Banks set up since the financial crisis to compete with incumbents for home-buyer and business loans are using mortgage-backed financing to tap into growing investor demand for credit as the U.K. economy strengthens. The RMBS market, the biggest in Europe, shrank to the smallest in four years in 2013 after stricter regulatory capital demands discouraged fundraising and the Bank of England offered money at cheaper rates.

“Issuers beyond the biggest banks are key to the sustainable revival of the post-crisis securitisation market,” said Ganesh Rajendra, head of fixed income, credit and mortgage strategy at RBS in London. “Structured finance has become marginalized as a mainstream bank-funding tool on account of regulatory treatment and central-bank accommodation.”

Financing Costs

Peterborough, U.K.-based Aldermore, which was established in 2009 with backing from Anacap Financial Partners LLP and Morgan Stanley, paid 67 basis points more than the three-month London interbank offered rate for its AAA rated note, according to JPMorgan Chase & Co.

That’s less than the 145 basis points over Libor paid by OneSavings Bank, which was created in 2011 through the rescue of Kent Reliance Building Society by funds advised by J.C. Flowers & Co. The group raised 273 million pounds from its debut sale of mortgage bonds in October.

The extra yield investors demand to hold top-rated U.K. RMBS instead of benchmark rates fell to 48 basis points last week, the lowest since November 2007 and down from 425 basis points at the end of 2008, according to JPMorgan data. The spread on AAA rated Dutch RMBS has shrunk to 60 basis points, down from 425 basis points in 2008, the data show.

Britain’s RMBS market is the largest in Europe with 252.1 billion euros ($346 billion) of the debt outstanding, compared with 249.7 billion euros in the Netherlands and 118 billion euros in Spain, JPMorgan data show.

Falling Sales

Sales of the debt in the U.K. declined 77 percent last year to 5.3 billion euros as the Funding for Lending Scheme, introduced in 2012 to cut borrowing costs for small businesses and homebuyers, provided banks with a cheaper source of funds. The BOE ended the program for household loans on Dec. 31.

Barclays, the second-largest U.K. bank by assets, last issued mortgage bonds in June 2012, and RBS last sold the securities in October 2011, according to Citigroup Inc.
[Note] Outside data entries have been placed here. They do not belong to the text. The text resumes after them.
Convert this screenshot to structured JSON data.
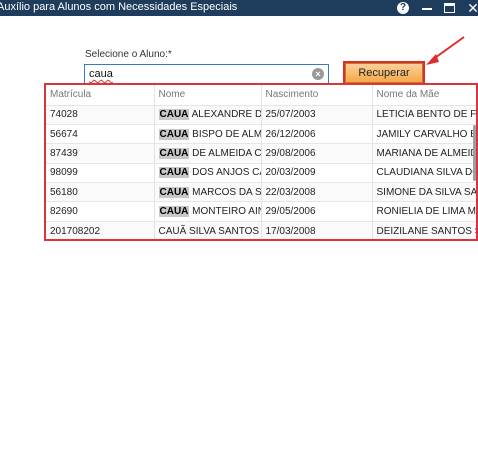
{
  "window": {
    "title": "Auxílio para Alunos com Necessidades Especiais",
    "help_glyph": "?",
    "close_glyph": "✕"
  },
  "form": {
    "label": "Selecione o Aluno:*",
    "search_value": "caua",
    "recover_label": "Recuperar"
  },
  "colors": {
    "titlebar": "#1e3c5c",
    "highlight_border": "#d9353a",
    "button": "#f5a94a"
  },
  "grid": {
    "columns": [
      "Matrícula",
      "Nome",
      "Nascimento",
      "Nome da Mãe"
    ],
    "rows": [
      {
        "matricula": "74028",
        "nome_hl": "CAUA",
        "nome_rest": " ALEXANDRE DE F",
        "nascimento": "25/07/2003",
        "mae": "LETICIA BENTO DE FREI"
      },
      {
        "matricula": "56674",
        "nome_hl": "CAUA",
        "nome_rest": " BISPO DE ALMEID",
        "nascimento": "26/12/2006",
        "mae": "JAMILY CARVALHO BISI"
      },
      {
        "matricula": "87439",
        "nome_hl": "CAUA",
        "nome_rest": " DE ALMEIDA CAF",
        "nascimento": "29/08/2006",
        "mae": "MARIANA DE ALMEIDA"
      },
      {
        "matricula": "98099",
        "nome_hl": "CAUA",
        "nome_rest": " DOS ANJOS CAM",
        "nascimento": "20/03/2009",
        "mae": "CLAUDIANA SILVA DOS"
      },
      {
        "matricula": "56180",
        "nome_hl": "CAUA",
        "nome_rest": " MARCOS DA SILV",
        "nascimento": "22/03/2008",
        "mae": "SIMONE DA SILVA SAN"
      },
      {
        "matricula": "82690",
        "nome_hl": "CAUA",
        "nome_rest": " MONTEIRO AINS",
        "nascimento": "29/05/2006",
        "mae": "RONIELIA DE LIMA MO"
      },
      {
        "matricula": "201708202",
        "nome_hl": "",
        "nome_rest": "CAUÃ SILVA SANTOS",
        "nascimento": "17/03/2008",
        "mae": "DEIZILANE SANTOS SIL"
      }
    ]
  }
}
Lloyds Banking Group Plc, the largest mortgage provider, hasn’t issued the debt since April 2013.

Smaller banks will account for most of the mortgage bonds issued this year, according to Ratul Roy, a London-based analyst at Citigroup.

“There is little overlap between the users of the FLS money and the potential issuers of new RMBS,” he said “Smaller and lower-rated lenders did not borrow much from FLS and would prefer RMBS funding over unsecured and covered debt.”

Sales of prime U.K. mortgage bonds will total about 13 billion pounds in 2014, with as much as 10 billion pounds coming from smaller lenders, Citigroup estimates.

“The big banks have not gone away forever but I don’t foresee much change from 2012 and 2013,” said Rob Ford, a London-based money manager at Twenty Four Asset Management LLP. “In three years or so, we may start to see some of the bigger players return to pre-FLS issuance levels, but for now banks’ biggest focus is not funding, but improving capital ratios.”